After our snack and after we could feel our fingers again, we headed out behind the camp building to the little monument in front of which lay a bunch of headstones. A powerful reminder that the mountain can be a dangerous place despite how beautiful it looks. Ethan left me by the monument and headed up to the next camp building which was another 20 minutes of walking uphill. I was beat even after our snack and a break. Gotta know your limits! I camped out behind the stone structure so it blocked the wind. There were 6 people (who looked like tiny ants from my vantage point) making their way down from the summit and I watched their slow and painstaking decent for a while until I needed to shift my butt around. Upon shifting I had set myself down on what I thought was a pebble so I reached under my butt only to find something very sticky. It was gum. Or some kind of candy. Arghhhhh! *$@-@/$7*%😤 I was so mad. I did my best to scrape off what I could and the only things I could think were “why did I wear my favorite pants? Why didn’t I bring more pants!?!?” When I finally calmed down and shifted myself away from the mess, I settled back against the monument and fell asleep. Nothing to be done about the sticky crust forming on my favorite yoga pants at that moment. *sigh*
Ethan came bounding down the trail a few minutes later and I told him about my blunder. He just laughed and said I should’ve gone with him. He made it all the way up the the snow line. Crazy man. We got a donut at the shop before we made the hike back down which was much easier. We didn’t really have a set way to get back to Riobamba, but had heard that it’s common to hitch hike. I hoped a bus would come by, but two weird guys with a huge tire in their trunk stopped first. We were standing their with a guy who spoke English and Spanish luckily and he needed a ride too. He confirmed that the dudes were headed back to town for us and then he got out after like 10 minutes. Well, this should be interesting.

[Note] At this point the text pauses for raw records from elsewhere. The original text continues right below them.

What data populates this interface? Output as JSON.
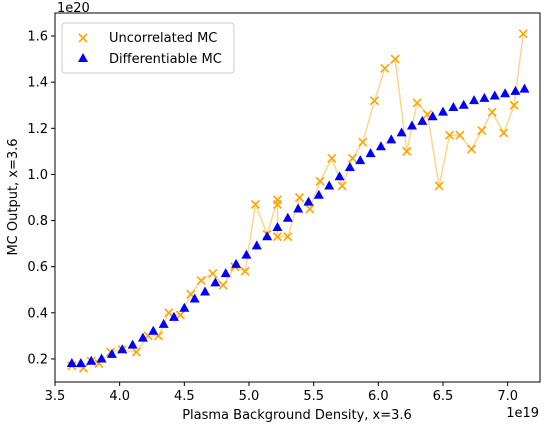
{
  "chart_data": {
    "type": "scatter",
    "title": "",
    "xlabel": "Plasma Background Density, x=3.6",
    "ylabel": "MC Output, x=3.6",
    "x_offset_label": "1e19",
    "y_offset_label": "1e20",
    "xlim": [
      3.5,
      7.25
    ],
    "ylim": [
      0.1,
      1.7
    ],
    "xticks": [
      "3.5",
      "4.0",
      "4.5",
      "5.0",
      "5.5",
      "6.0",
      "6.5",
      "7.0"
    ],
    "yticks": [
      "0.2",
      "0.4",
      "0.6",
      "0.8",
      "1.0",
      "1.2",
      "1.4",
      "1.6"
    ],
    "grid": false,
    "legend_position": "upper-left",
    "series": [
      {
        "name": "Uncorrelated MC",
        "marker": "x",
        "color": "#FFA500",
        "line_color": "#FFD58A",
        "x": [
          3.63,
          3.72,
          3.78,
          3.84,
          3.93,
          4.02,
          4.13,
          4.22,
          4.3,
          4.38,
          4.47,
          4.55,
          4.63,
          4.72,
          4.8,
          4.89,
          4.97,
          5.05,
          5.14,
          5.22,
          5.22,
          5.22,
          5.3,
          5.39,
          5.47,
          5.55,
          5.64,
          5.72,
          5.8,
          5.88,
          5.97,
          6.05,
          6.13,
          6.22,
          6.3,
          6.38,
          6.47,
          6.55,
          6.63,
          6.72,
          6.8,
          6.88,
          6.97,
          7.05,
          7.12
        ],
        "y": [
          0.17,
          0.16,
          0.19,
          0.18,
          0.23,
          0.24,
          0.23,
          0.3,
          0.3,
          0.4,
          0.39,
          0.48,
          0.54,
          0.57,
          0.52,
          0.6,
          0.58,
          0.87,
          0.74,
          0.89,
          0.87,
          0.73,
          0.73,
          0.9,
          0.85,
          0.97,
          1.07,
          0.95,
          1.07,
          1.14,
          1.32,
          1.46,
          1.5,
          1.1,
          1.31,
          1.26,
          0.95,
          1.17,
          1.17,
          1.11,
          1.19,
          1.27,
          1.18,
          1.3,
          1.61
        ]
      },
      {
        "name": "Differentiable MC",
        "marker": "triangle",
        "color": "#0000FF",
        "x": [
          3.63,
          3.7,
          3.78,
          3.86,
          3.94,
          4.02,
          4.1,
          4.18,
          4.26,
          4.34,
          4.42,
          4.5,
          4.58,
          4.66,
          4.74,
          4.82,
          4.9,
          4.98,
          5.06,
          5.14,
          5.22,
          5.3,
          5.38,
          5.46,
          5.54,
          5.62,
          5.7,
          5.78,
          5.86,
          5.94,
          6.02,
          6.1,
          6.18,
          6.26,
          6.34,
          6.42,
          6.5,
          6.58,
          6.66,
          6.74,
          6.82,
          6.9,
          6.98,
          7.06,
          7.13
        ],
        "y": [
          0.18,
          0.18,
          0.19,
          0.2,
          0.22,
          0.24,
          0.26,
          0.29,
          0.32,
          0.35,
          0.38,
          0.42,
          0.46,
          0.49,
          0.53,
          0.57,
          0.61,
          0.65,
          0.69,
          0.73,
          0.77,
          0.81,
          0.85,
          0.88,
          0.91,
          0.95,
          0.99,
          1.03,
          1.06,
          1.09,
          1.12,
          1.15,
          1.18,
          1.21,
          1.23,
          1.25,
          1.27,
          1.29,
          1.3,
          1.32,
          1.33,
          1.34,
          1.35,
          1.36,
          1.37
        ]
      }
    ]
  }
}
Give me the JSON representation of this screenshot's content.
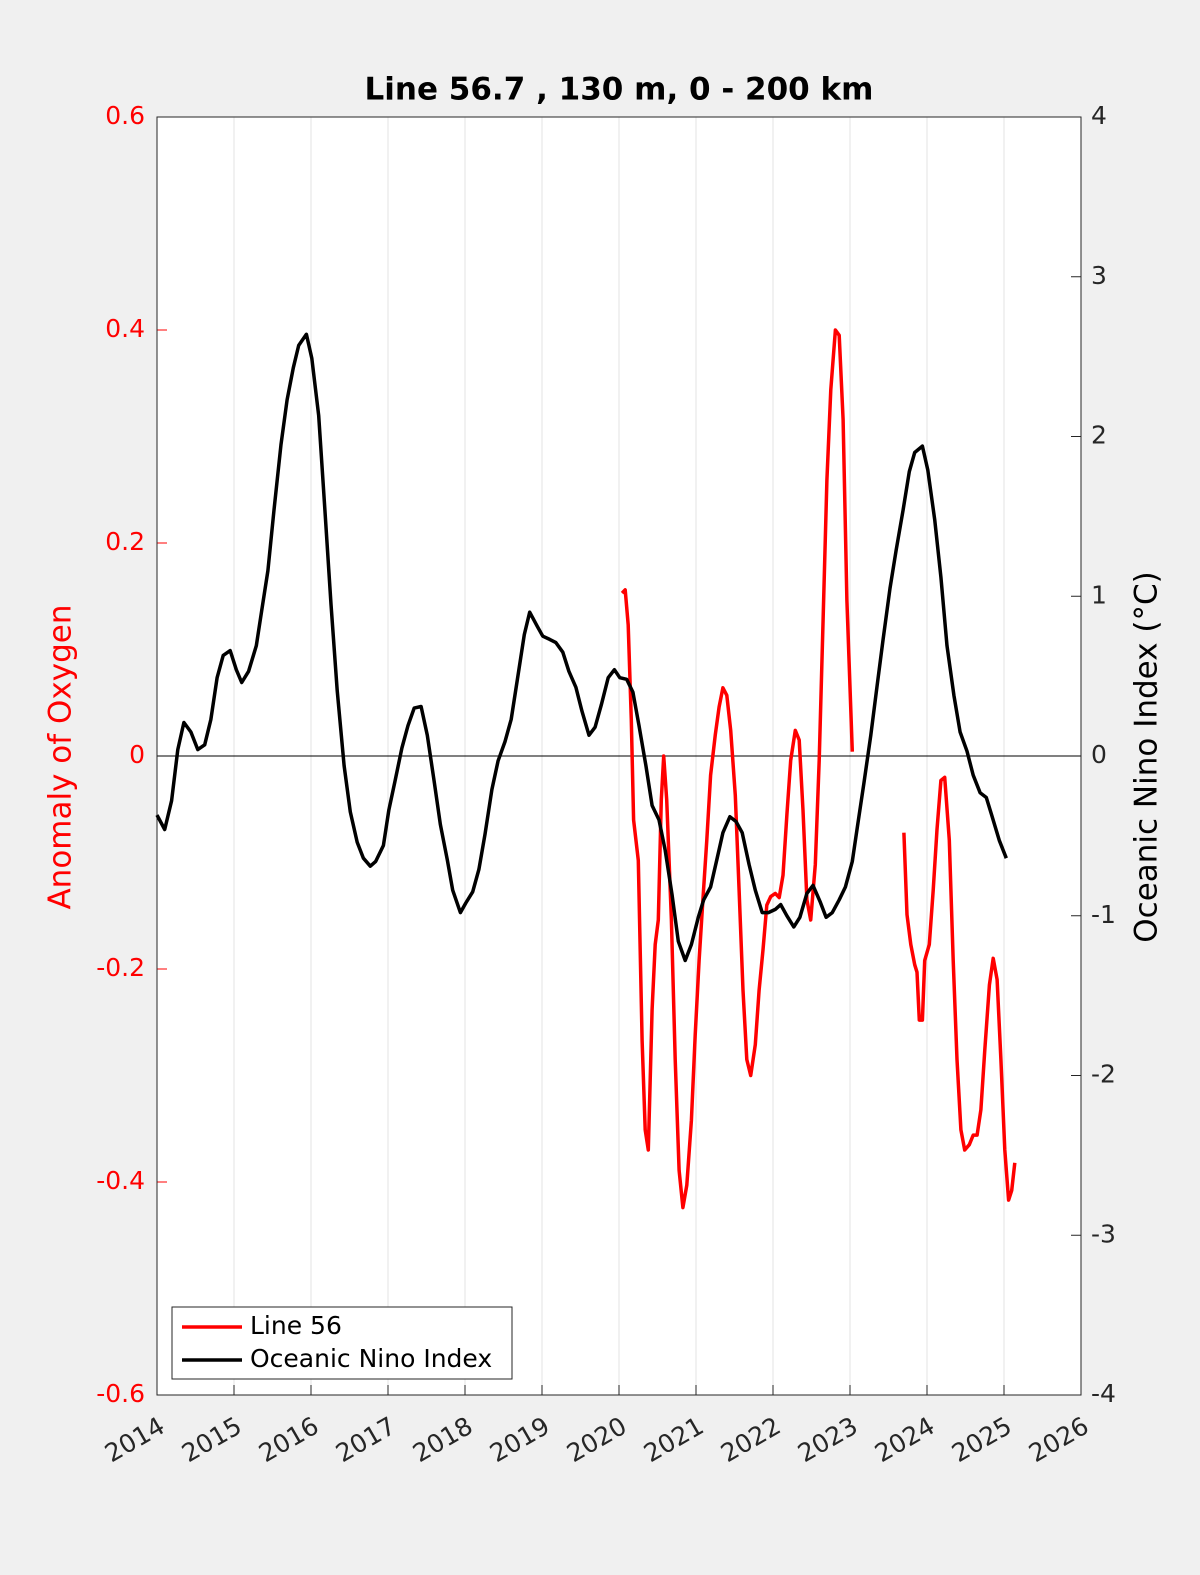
{
  "chart_data": {
    "type": "line",
    "title": "Line 56.7 , 130 m, 0 - 200 km",
    "ylabel": "Anomaly of Oxygen",
    "y2label": "Oceanic Nino Index (°C)",
    "xlim": [
      2014,
      2026
    ],
    "xticks": [
      2014,
      2015,
      2016,
      2017,
      2018,
      2019,
      2020,
      2021,
      2022,
      2023,
      2024,
      2025,
      2026
    ],
    "ylim": [
      -0.6,
      0.6
    ],
    "yticks": [
      -0.6,
      -0.4,
      -0.2,
      0,
      0.2,
      0.4,
      0.6
    ],
    "y2lim": [
      -4,
      4
    ],
    "y2ticks": [
      -4,
      -3,
      -2,
      -1,
      0,
      1,
      2,
      3,
      4
    ],
    "hline": 0,
    "grid": true,
    "legend": "lower left",
    "series": [
      {
        "name": "Line 56",
        "color": "#ff0000",
        "axis": "y",
        "x": [
          2020.04,
          2020.08,
          2020.12,
          2020.16,
          2020.19,
          2020.25,
          2020.3,
          2020.34,
          2020.38,
          2020.43,
          2020.47,
          2020.51,
          2020.55,
          2020.58,
          2020.62,
          2020.68,
          2020.73,
          2020.78,
          2020.83,
          2020.88,
          2020.94,
          2020.99,
          2021.04,
          2021.09,
          2021.14,
          2021.19,
          2021.25,
          2021.3,
          2021.35,
          2021.4,
          2021.45,
          2021.51,
          2021.56,
          2021.61,
          2021.66,
          2021.71,
          2021.77,
          2021.82,
          2021.87,
          2021.92,
          2021.97,
          2022.03,
          2022.08,
          2022.13,
          2022.18,
          2022.23,
          2022.29,
          2022.34,
          2022.39,
          2022.44,
          2022.49,
          2022.55,
          2022.6,
          2022.65,
          2022.7,
          2022.75,
          2022.81,
          2022.86,
          2022.91,
          2022.96,
          2023.03,
          2023.4,
          2023.7,
          2023.74,
          2023.79,
          2023.84,
          2023.87,
          2023.9,
          2023.94,
          2023.97,
          2024.03,
          2024.08,
          2024.13,
          2024.18,
          2024.23,
          2024.29,
          2024.34,
          2024.39,
          2024.44,
          2024.49,
          2024.55,
          2024.6,
          2024.65,
          2024.7,
          2024.75,
          2024.81,
          2024.86,
          2024.91,
          2024.96,
          2025.01,
          2025.06,
          2025.1,
          2025.14
        ],
        "values": [
          0.153,
          0.156,
          0.123,
          0.034,
          -0.06,
          -0.098,
          -0.267,
          -0.351,
          -0.37,
          -0.238,
          -0.177,
          -0.154,
          -0.041,
          0.0,
          -0.041,
          -0.154,
          -0.285,
          -0.389,
          -0.424,
          -0.403,
          -0.342,
          -0.262,
          -0.192,
          -0.135,
          -0.079,
          -0.018,
          0.02,
          0.046,
          0.064,
          0.057,
          0.024,
          -0.037,
          -0.126,
          -0.22,
          -0.285,
          -0.3,
          -0.271,
          -0.22,
          -0.182,
          -0.14,
          -0.132,
          -0.129,
          -0.133,
          -0.112,
          -0.055,
          -0.004,
          0.024,
          0.015,
          -0.051,
          -0.135,
          -0.154,
          -0.102,
          -0.004,
          0.128,
          0.259,
          0.344,
          0.4,
          0.395,
          0.316,
          0.146,
          0.004,
          null,
          -0.072,
          -0.149,
          -0.177,
          -0.196,
          -0.203,
          -0.248,
          -0.248,
          -0.192,
          -0.177,
          -0.126,
          -0.069,
          -0.023,
          -0.02,
          -0.079,
          -0.192,
          -0.285,
          -0.351,
          -0.37,
          -0.365,
          -0.356,
          -0.356,
          -0.332,
          -0.276,
          -0.215,
          -0.19,
          -0.21,
          -0.285,
          -0.37,
          -0.417,
          -0.408,
          -0.382
        ]
      },
      {
        "name": "Oceanic Nino Index",
        "color": "#000000",
        "axis": "y2",
        "x": [
          2014.0,
          2014.1,
          2014.19,
          2014.27,
          2014.35,
          2014.44,
          2014.53,
          2014.62,
          2014.7,
          2014.78,
          2014.86,
          2014.95,
          2015.03,
          2015.1,
          2015.19,
          2015.29,
          2015.36,
          2015.44,
          2015.52,
          2015.61,
          2015.69,
          2015.77,
          2015.84,
          2015.94,
          2016.01,
          2016.1,
          2016.18,
          2016.26,
          2016.34,
          2016.43,
          2016.51,
          2016.6,
          2016.68,
          2016.77,
          2016.84,
          2016.94,
          2017.01,
          2017.09,
          2017.18,
          2017.26,
          2017.34,
          2017.43,
          2017.51,
          2017.6,
          2017.68,
          2017.77,
          2017.84,
          2017.94,
          2018.01,
          2018.1,
          2018.18,
          2018.26,
          2018.35,
          2018.43,
          2018.52,
          2018.6,
          2018.68,
          2018.77,
          2018.84,
          2018.94,
          2019.01,
          2019.1,
          2019.18,
          2019.27,
          2019.35,
          2019.44,
          2019.52,
          2019.61,
          2019.69,
          2019.77,
          2019.86,
          2019.94,
          2020.01,
          2020.1,
          2020.18,
          2020.26,
          2020.35,
          2020.43,
          2020.52,
          2020.6,
          2020.69,
          2020.77,
          2020.86,
          2020.94,
          2021.03,
          2021.1,
          2021.19,
          2021.27,
          2021.35,
          2021.44,
          2021.52,
          2021.6,
          2021.69,
          2021.77,
          2021.86,
          2021.94,
          2022.03,
          2022.1,
          2022.18,
          2022.27,
          2022.35,
          2022.44,
          2022.52,
          2022.61,
          2022.69,
          2022.77,
          2022.86,
          2022.94,
          2023.03,
          2023.1,
          2023.18,
          2023.27,
          2023.35,
          2023.43,
          2023.52,
          2023.6,
          2023.69,
          2023.77,
          2023.84,
          2023.94,
          2024.01,
          2024.1,
          2024.18,
          2024.26,
          2024.35,
          2024.43,
          2024.52,
          2024.6,
          2024.69,
          2024.77,
          2024.84,
          2024.94,
          2025.03
        ],
        "values": [
          -0.37,
          -0.46,
          -0.28,
          0.04,
          0.21,
          0.15,
          0.04,
          0.07,
          0.23,
          0.49,
          0.63,
          0.66,
          0.54,
          0.46,
          0.53,
          0.69,
          0.91,
          1.16,
          1.54,
          1.95,
          2.23,
          2.43,
          2.57,
          2.64,
          2.49,
          2.13,
          1.54,
          0.95,
          0.41,
          -0.06,
          -0.35,
          -0.54,
          -0.64,
          -0.69,
          -0.66,
          -0.56,
          -0.34,
          -0.16,
          0.05,
          0.19,
          0.3,
          0.31,
          0.13,
          -0.16,
          -0.43,
          -0.65,
          -0.84,
          -0.98,
          -0.92,
          -0.85,
          -0.71,
          -0.49,
          -0.21,
          -0.03,
          0.09,
          0.23,
          0.48,
          0.76,
          0.9,
          0.81,
          0.75,
          0.73,
          0.71,
          0.65,
          0.53,
          0.43,
          0.28,
          0.13,
          0.18,
          0.32,
          0.49,
          0.54,
          0.49,
          0.48,
          0.4,
          0.19,
          -0.06,
          -0.31,
          -0.4,
          -0.59,
          -0.87,
          -1.16,
          -1.28,
          -1.18,
          -1.01,
          -0.9,
          -0.82,
          -0.65,
          -0.48,
          -0.38,
          -0.41,
          -0.48,
          -0.68,
          -0.84,
          -0.98,
          -0.98,
          -0.96,
          -0.93,
          -1.0,
          -1.07,
          -1.01,
          -0.86,
          -0.81,
          -0.91,
          -1.01,
          -0.98,
          -0.9,
          -0.82,
          -0.66,
          -0.43,
          -0.17,
          0.13,
          0.43,
          0.73,
          1.05,
          1.29,
          1.54,
          1.78,
          1.9,
          1.94,
          1.79,
          1.48,
          1.12,
          0.69,
          0.38,
          0.15,
          0.03,
          -0.12,
          -0.23,
          -0.26,
          -0.37,
          -0.53,
          -0.64
        ]
      }
    ]
  }
}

The guys tried talking to us, but I didn’t understand a word of it. It took about 30 minutes to get back to town and I’m assuming since we couldn’t understand each other he just decided to drop us as soon as we got to town. He asked for money (that I did understand) and we gave him $3. We were still 2 miles from our hostel, but most of it was downhill. Toward the end though I wished we had just got a cab ride. We made it though and went straight to this restaurant we had seen near KFC that looked really good.
The food was delicious and, of course, after refueling Ethan wanted to go downtown to see a few things before it got dark. We got in a cab and even though I was using my best Spanish he still did not understand where we wanted to go. So he just started driving and kept looking at Ethan for directions. As luck would have it though there was some big hubub down so a bunch of roads were closed and traffic was awful. When we finally reached a point near our destination, we told him to stop. The fare was $1.50 and all we had was a $5. Do you think this dude had change?? Nope. Why would he? So he is clearly annoyed, but he takes our $5 to go get change and comes back with a bottle of water that probably cost the same as our fare. Ayeeee. We got our change then made a small loop through town to see a cathedral, the main square and some other church. The clouds had cleared so at one point we could see the mountain looming in the distance. Very neat. The big hubub was some kind of parade (on a Tuesday evening?!? Yep!) so we walked along the parade route all the way back to the hostel. Of course we had to stop for frozen yogurt first. Duh.